The pipeline demonstrates integration of multiple R packages, handling real-world data, and applying projection pursuit to financial pattern discovery.
Approach
The pipeline follows five steps:
- Data acquisition: Retrieve historical price data using yahoofinancer
- Feature engineering: Compute returns, volatility, correlations
- Exploratory analysis: Run guided tours with skinny index as optimization criterion
- Comparative analysis: Compare results across different PP indices
- Visualization: Generate plots and animated tours documenting findings
Implementation
Code snippet — Full pipeline code available in Gist
symbols <- c(
"BTC-USD", "ETH-USD",
"AAPL", "MSFT", "NVDA",
"TSLA", "AMZN", "GOOG", "META"
)
# Download prices and compute log returns
getSymbols(symbols, src = "yahoo", from = "2025-01-01", to = "2025-12-31")
price_matrix <- as.matrix(data[, -1])
returns <- diff(log(price_matrix))
X <- scale(returns)
# Define Skinny Index
skinny <- function() {
function(mat) {
cassowaryr::sc_skinny(mat[,1], mat[,2])
}
}
# Render animated guided tour
render_gif(
X,
guided_tour(skinny()),
display_xy(),
gif_file = "finance_skinny_tour.gif",
apf = 1/30,
frames = 50
)
dev.off()
Results
Animated Tour Visualization
The guided tour generates a GIF showing how the projection evolves as the optimization searches for elongated point patterns.
Additional Highlight: Score Distribution Visualization
An enhancement to the pipeline is generating a histogram of skinny scores across 500 random projections.
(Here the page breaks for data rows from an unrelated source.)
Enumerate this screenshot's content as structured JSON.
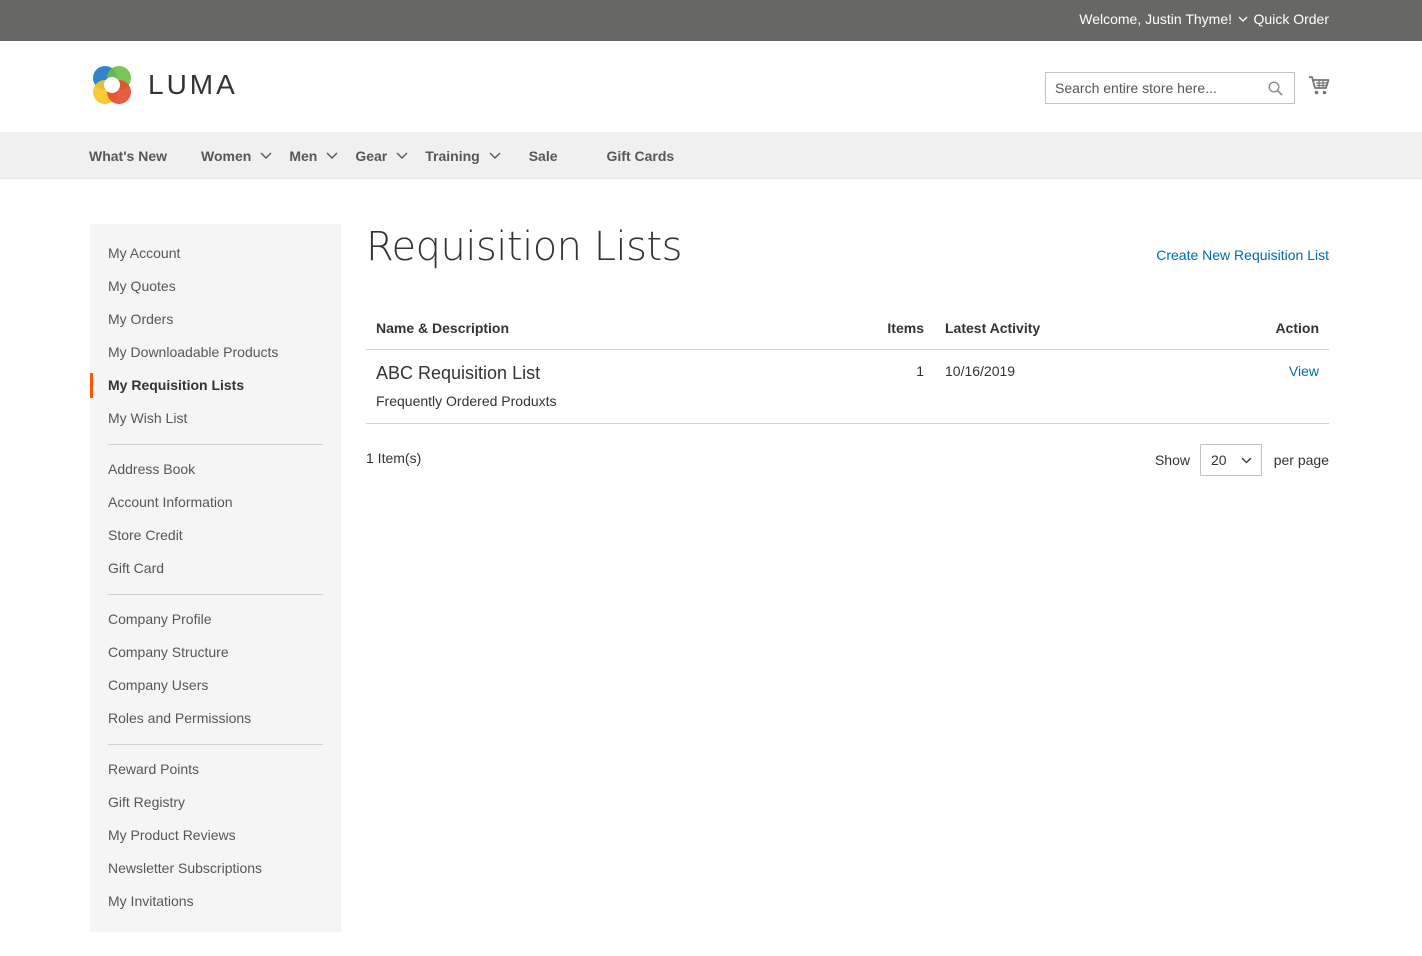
{
  "topbar": {
    "welcome": "Welcome, Justin Thyme!",
    "quick_order": "Quick Order"
  },
  "header": {
    "logo_text": "LUMA",
    "search_placeholder": "Search entire store here...",
    "icons": [
      "search-icon",
      "cart-icon"
    ]
  },
  "nav": {
    "items": [
      {
        "label": "What's New",
        "has_submenu": false
      },
      {
        "label": "Women",
        "has_submenu": true
      },
      {
        "label": "Men",
        "has_submenu": true
      },
      {
        "label": "Gear",
        "has_submenu": true
      },
      {
        "label": "Training",
        "has_submenu": true
      },
      {
        "label": "Sale",
        "has_submenu": false
      },
      {
        "label": "Gift Cards",
        "has_submenu": false
      }
    ]
  },
  "sidebar": {
    "groups": [
      [
        "My Account",
        "My Quotes",
        "My Orders",
        "My Downloadable Products",
        "My Requisition Lists",
        "My Wish List"
      ],
      [
        "Address Book",
        "Account Information",
        "Store Credit",
        "Gift Card"
      ],
      [
        "Company Profile",
        "Company Structure",
        "Company Users",
        "Roles and Permissions"
      ],
      [
        "Reward Points",
        "Gift Registry",
        "My Product Reviews",
        "Newsletter Subscriptions",
        "My Invitations"
      ]
    ],
    "active": "My Requisition Lists",
    "accent_color": "#ff5501"
  },
  "main": {
    "title": "Requisition Lists",
    "create_link": "Create New Requisition List",
    "table": {
      "headers": {
        "name": "Name & Description",
        "items": "Items",
        "activity": "Latest Activity",
        "action": "Action"
      },
      "rows": [
        {
          "name": "ABC Requisition List",
          "description": "Frequently Ordered Produxts",
          "items": "1",
          "activity": "10/16/2019",
          "action": "View"
        }
      ]
    },
    "toolbar": {
      "count": "1 Item(s)",
      "show_label": "Show",
      "limiter_value": "20",
      "per_page_label": "per page"
    }
  },
  "colors": {
    "topbar": "#676865",
    "nav_bg": "#f0f0f0",
    "link": "#006bb4"
  }
}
This provides insight into the distribution of PP index values and helps identify outliers.
# Search for best projection across 500 random basis
n_search <- 500
proj_list <- replicate(
n_search,
basis_random(ncol(X), 2),
simplify = FALSE
)
scores <- sapply(proj_list, function(p) {
proj <- X %*% p
cassowaryr::sc_skinny(proj[,1], proj[,2])
})
# Visualize skinny score distribution
png("skinny_score_distribution.png", width = 800, height = 600)
hist(
scores,
breaks = 30,
col = "lightblue",
main = "Distribution of Skinny Scores",
xlab = "Skinny Index Value"
)
Among 500 random projections, the skinny index produces a distribution of scores. The histogram shows the frequency of different index values.
Key Findings
- Tech stock cluster: AAPL, MSFT, NVDA, META, and GOOG show correlated movement with similar arrow directions.
- Crypto separation: BTC and ETH behave differently from equities, indicating distinct return dynamics.
- Volatility patterns: TSLA exhibits higher volatility, causing separation from other tech stocks in projection space.
- Daily returns structure: Most observations cluster near the center with occasional large movements at the periphery.
Interpretation
The skinny index successfully identified projections revealing latent structure in the financial returns. The elongated point patterns highlight correlations among technology stocks and the distinct behavior of cryptocurrencies relative to traditional equities.